He was clearly not lacking in energy, however. So first, in January 1966, he fired off a letter to Revenue finding it “grossly offensive” that he was being required to provide evidence of “my right to make a payment” and commenting:

“That the public service is crawling with workshy [sic] bums is fairly well known but this sort of insult, coolly delivered in writing, is something quite new to me.”

Then he devoted not one but two of his Cruiskeen Lawn columns in this newspaper to the subject, which in turn provoked a series of letters to which, in early February 1966, Myles also contributed.

In the meantime, as the files reveal, his tirade had caused quiet consternation in government circles, attracting the concern of such luminaries as TK Whitaker, then secretary of the Department of Finance, and minister Jack Lynch.

Whitaker conceded that revenue officials could not expect to be popular and were “reasonably familiar with abusive criticism”. Even so, he suggested that in other circumstances, he might have been tempted to take a libel action, although he presumed the minister would share his reluctance to do so on this occasion.

Lynch agreed. Yet even that mild-mannered Corkman admitted to finding the later Myles vexatious. In a sympathetic letter to the chairman of the Revenue Commissioners, he wrote that it was “difficult to contain myself” when faced with certain kinds of newspaper commentary: “For that reason I gave up reading this particular gentleman’s articles years ago.”

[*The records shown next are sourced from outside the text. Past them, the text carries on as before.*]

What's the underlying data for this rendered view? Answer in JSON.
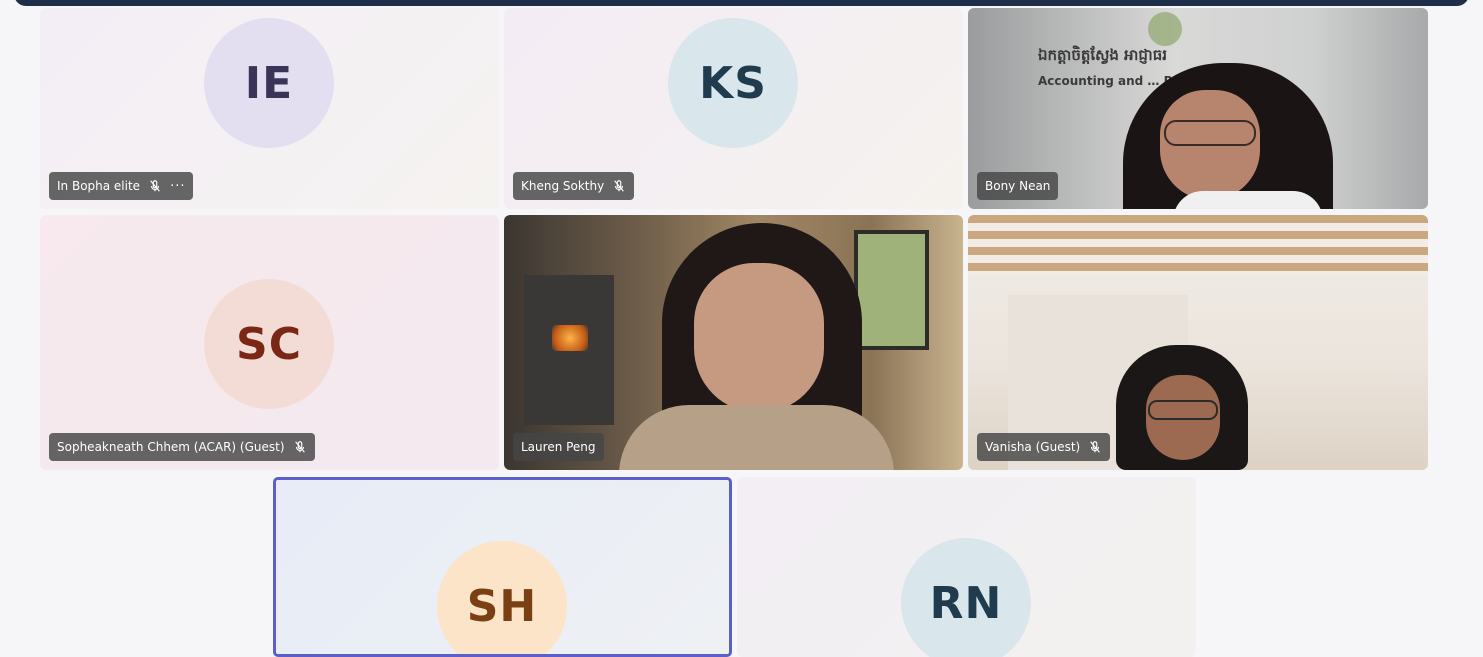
{
  "participants": {
    "ie": {
      "initials": "IE",
      "name": "In Bopha elite",
      "more": "···"
    },
    "ks": {
      "initials": "KS",
      "name": "Kheng Sokthy"
    },
    "bn": {
      "name": "Bony Nean",
      "sign_top": "ឯកត្តាចិត្តស្វែង អាជ្ញាធរ",
      "sign_bottom": "Accounting and … Regulator"
    },
    "sc": {
      "initials": "SC",
      "name": "Sopheakneath Chhem (ACAR) (Guest)"
    },
    "lp": {
      "name": "Lauren Peng"
    },
    "vg": {
      "name": "Vanisha (Guest)"
    },
    "sh": {
      "initials": "SH"
    },
    "rn": {
      "initials": "RN"
    }
  },
  "icons": {
    "mic_off": "mic-off-icon",
    "more": "more-options-icon"
  }
}
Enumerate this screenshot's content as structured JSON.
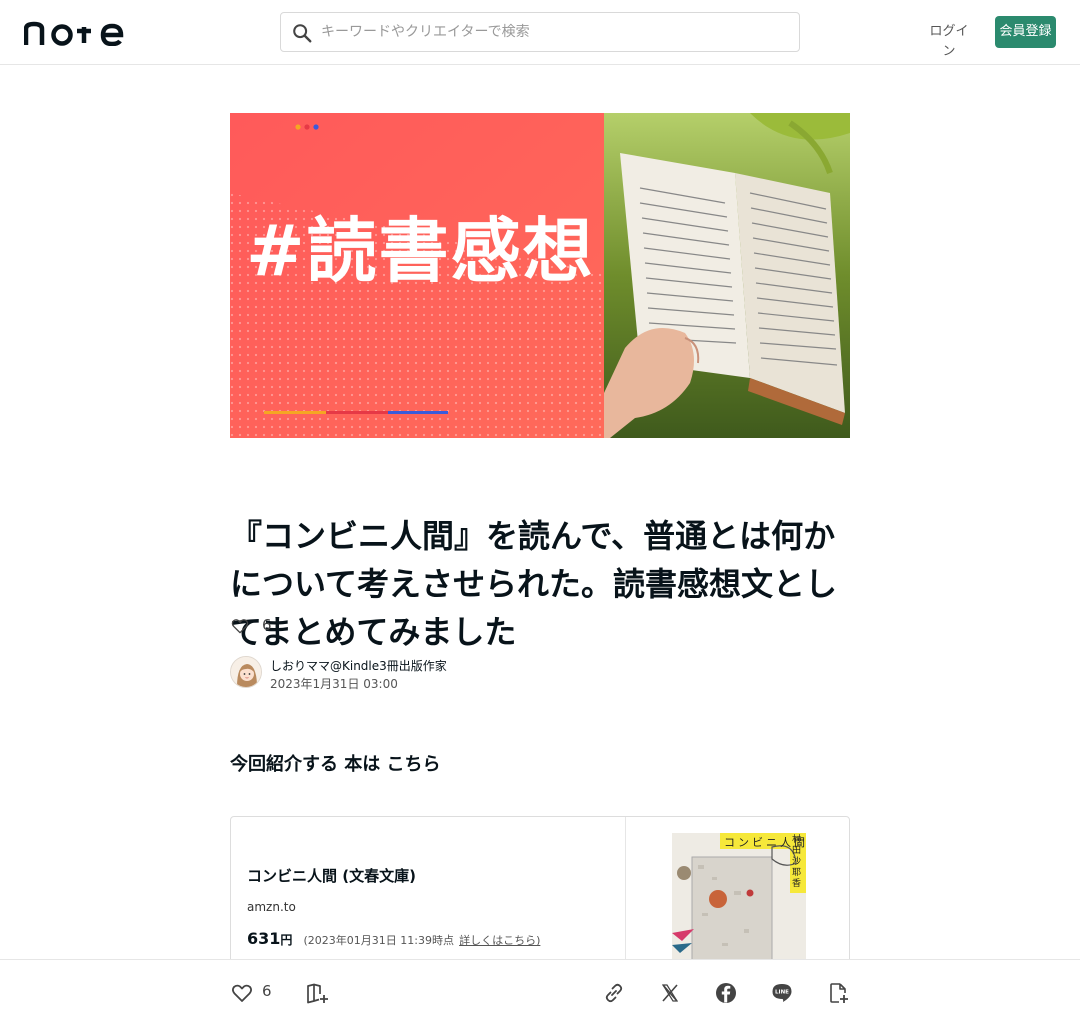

Poor Myles. He had himself been a civil servant, until a forced early retirement. And as well as bad health in 1966, the weather may have been getting to him. I note from the archives that, after a cold January, February was a “very wet and dull month”, with rainfall in parts of Ireland “exceeding 350 per cent of the average”.

A very civil servant

I sometimes suspect that the same TK Whitaker, by ushering Ireland into a new, more prosperous era, killed off Myles na gCopaleen’s career as a comic writer.

Certainly, the latter’s best work coincided with the grim, economically straitened De Valera years. Myles’s decline had excuses other than the Lemass-Whitaker reforms, but national prosperity didn’t seem to agree with him either.

On the other hand, I’m reminded that Whitaker’s positive contributions to literature included, accidentally, Thomas Kinsella.

Another who began his career in the civil service, Kinsella served as Whitaker’s private secretary for a time. He could not have been one of the “work-shy bums” referred to by Myles in January 1966, if only because he had resigned in 1965.

But in an interview years later, Kinsella credited the “alertness”, “openness” and “systematic behaviour” he had witnessed in Whitaker and others as a helpful influence on his own work, especially the longer poems. “I made my own of it as best I could,” he said.